What makes the “Siri mode” framing so interesting is the branding choice itself. Apple has been under significant pressure to prove that Siri can compete with the likes of ChatGPT, Google Gemini, and other AI assistants that have leapfrogged it in terms of conversational ability and real-world usefulness. Placing a Siri-branded mode directly inside the Camera app – one of the most-opened apps on any iPhone – is a clear statement of intent. It says, “Siri is here, Siri is capable, and you’re going to see it every time you open your camera.” It’s less about the technology itself and more about changing user perception, which has always been half the battle for Apple’s AI ambitions.
Beyond the camera, Gurman’s reporting paints a picture of a much broader Siri overhaul coming in iOS 27. This includes a standalone Siri app and a persistent chatbot-like interface – essentially Apple’s answer to what ChatGPT and Gemini have been offering for some time.

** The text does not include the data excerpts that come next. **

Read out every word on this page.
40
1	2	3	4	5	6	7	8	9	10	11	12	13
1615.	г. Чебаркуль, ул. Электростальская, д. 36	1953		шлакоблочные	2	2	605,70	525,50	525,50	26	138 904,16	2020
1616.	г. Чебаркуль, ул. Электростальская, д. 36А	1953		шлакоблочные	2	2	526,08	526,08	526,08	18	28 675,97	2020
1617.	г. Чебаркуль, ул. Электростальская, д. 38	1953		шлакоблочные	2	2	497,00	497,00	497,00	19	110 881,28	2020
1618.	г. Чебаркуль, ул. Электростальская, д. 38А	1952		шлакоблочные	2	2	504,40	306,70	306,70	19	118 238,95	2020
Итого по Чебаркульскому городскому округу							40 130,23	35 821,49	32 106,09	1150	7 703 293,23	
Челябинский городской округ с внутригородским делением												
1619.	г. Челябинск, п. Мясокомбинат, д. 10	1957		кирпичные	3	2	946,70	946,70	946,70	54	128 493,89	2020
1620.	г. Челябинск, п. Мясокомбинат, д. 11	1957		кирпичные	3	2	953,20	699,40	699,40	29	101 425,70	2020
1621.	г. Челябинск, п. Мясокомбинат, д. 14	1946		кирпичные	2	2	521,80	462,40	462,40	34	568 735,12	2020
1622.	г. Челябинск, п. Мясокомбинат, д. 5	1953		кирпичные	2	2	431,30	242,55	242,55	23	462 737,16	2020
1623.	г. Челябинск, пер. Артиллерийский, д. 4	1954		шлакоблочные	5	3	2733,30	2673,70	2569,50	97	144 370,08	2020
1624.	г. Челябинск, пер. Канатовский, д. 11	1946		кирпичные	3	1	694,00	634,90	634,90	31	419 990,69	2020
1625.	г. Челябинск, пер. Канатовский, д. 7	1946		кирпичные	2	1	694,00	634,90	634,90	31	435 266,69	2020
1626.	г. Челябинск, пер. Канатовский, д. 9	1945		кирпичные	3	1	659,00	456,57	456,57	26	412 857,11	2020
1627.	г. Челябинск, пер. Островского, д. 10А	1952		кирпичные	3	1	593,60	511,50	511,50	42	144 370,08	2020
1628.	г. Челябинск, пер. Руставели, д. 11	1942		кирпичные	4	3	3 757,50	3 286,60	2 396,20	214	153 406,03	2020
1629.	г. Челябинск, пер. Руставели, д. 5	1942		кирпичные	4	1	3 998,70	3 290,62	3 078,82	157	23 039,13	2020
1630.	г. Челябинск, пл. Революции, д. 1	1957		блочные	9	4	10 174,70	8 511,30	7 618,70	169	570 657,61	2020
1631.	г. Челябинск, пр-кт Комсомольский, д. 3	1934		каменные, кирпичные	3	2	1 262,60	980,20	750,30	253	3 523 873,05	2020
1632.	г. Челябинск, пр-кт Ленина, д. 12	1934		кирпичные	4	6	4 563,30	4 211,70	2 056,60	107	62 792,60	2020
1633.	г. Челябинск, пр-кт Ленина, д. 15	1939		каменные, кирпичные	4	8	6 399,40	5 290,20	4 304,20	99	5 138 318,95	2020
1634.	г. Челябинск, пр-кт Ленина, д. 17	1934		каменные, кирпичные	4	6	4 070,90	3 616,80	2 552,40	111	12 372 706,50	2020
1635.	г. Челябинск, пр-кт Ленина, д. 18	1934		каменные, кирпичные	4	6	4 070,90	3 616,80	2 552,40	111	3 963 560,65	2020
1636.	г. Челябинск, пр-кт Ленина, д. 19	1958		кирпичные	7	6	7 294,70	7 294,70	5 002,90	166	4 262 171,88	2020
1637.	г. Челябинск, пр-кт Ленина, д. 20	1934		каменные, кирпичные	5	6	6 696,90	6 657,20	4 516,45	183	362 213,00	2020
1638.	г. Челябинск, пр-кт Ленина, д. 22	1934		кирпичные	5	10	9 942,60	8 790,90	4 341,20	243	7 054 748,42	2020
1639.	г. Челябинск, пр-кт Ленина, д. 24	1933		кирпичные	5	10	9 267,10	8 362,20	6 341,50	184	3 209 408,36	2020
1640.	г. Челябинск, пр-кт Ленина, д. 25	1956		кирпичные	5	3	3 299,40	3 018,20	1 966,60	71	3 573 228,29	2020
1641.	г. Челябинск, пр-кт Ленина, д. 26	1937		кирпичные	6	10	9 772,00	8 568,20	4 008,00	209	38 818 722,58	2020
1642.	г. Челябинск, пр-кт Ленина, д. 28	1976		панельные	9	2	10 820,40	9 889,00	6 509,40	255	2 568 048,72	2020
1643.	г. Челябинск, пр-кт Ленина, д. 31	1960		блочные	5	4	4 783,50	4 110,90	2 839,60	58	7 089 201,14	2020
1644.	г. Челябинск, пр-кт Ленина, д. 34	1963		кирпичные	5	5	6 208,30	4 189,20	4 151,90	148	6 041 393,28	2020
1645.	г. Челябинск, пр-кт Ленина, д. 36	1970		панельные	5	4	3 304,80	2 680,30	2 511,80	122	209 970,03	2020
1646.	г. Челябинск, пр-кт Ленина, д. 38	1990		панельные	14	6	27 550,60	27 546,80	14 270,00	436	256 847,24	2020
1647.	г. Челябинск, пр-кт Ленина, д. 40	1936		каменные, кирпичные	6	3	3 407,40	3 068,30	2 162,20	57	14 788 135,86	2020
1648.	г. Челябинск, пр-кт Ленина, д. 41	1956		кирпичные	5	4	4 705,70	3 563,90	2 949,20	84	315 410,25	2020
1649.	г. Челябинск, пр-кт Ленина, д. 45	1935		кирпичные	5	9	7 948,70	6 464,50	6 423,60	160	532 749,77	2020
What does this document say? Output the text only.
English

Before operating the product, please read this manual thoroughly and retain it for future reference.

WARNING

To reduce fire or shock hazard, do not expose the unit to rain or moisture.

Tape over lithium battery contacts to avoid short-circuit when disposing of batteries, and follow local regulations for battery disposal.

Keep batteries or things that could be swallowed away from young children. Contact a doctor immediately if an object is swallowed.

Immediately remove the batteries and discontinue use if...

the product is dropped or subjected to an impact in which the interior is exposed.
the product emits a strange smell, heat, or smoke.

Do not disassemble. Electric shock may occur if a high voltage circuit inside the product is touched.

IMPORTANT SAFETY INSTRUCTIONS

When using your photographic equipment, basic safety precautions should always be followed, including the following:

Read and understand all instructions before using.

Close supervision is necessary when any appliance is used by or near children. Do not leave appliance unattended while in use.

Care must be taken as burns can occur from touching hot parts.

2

Siri is also expected to get better at handling multi-step commands, so instead of asking it one thing at a time, you could string together a more complex request and actually get a coherent result. Whether Apple delivers on that promise is something we’ll find out soon enough.
The big reveal is expected on June 8, when Apple kicks off WWDC 2026 at Apple Park in Cupertino. That’s when iOS 27 – along with updates to macOS, watchOS, and the rest of Apple’s operating systems – will be announced to the world. Developer betas will follow shortly after, and the public release is expected in September, likely alongside the iPhone 18 lineup. For now, what we have is a compelling preview of an Apple that is clearly trying to make AI feel less like an experiment and more like something genuinely useful – something that works for you quietly in the background, or right there in the app you already open dozens of times a day.
Whether Siri mode in the Camera app will live up to the hype is a fair question. Apple has made big promises about Siri’s AI capabilities before and delivered late or underwhelmed. But integrating Visual Intelligence into the Camera app, making it harder to ignore and easier to use, is exactly the kind of thoughtful, user-focused move that Apple does best. If the features work as advertised, iOS 27 could be the update that finally makes people think of Siri the way they think of Google Lens – as a camera tool that genuinely gets things done.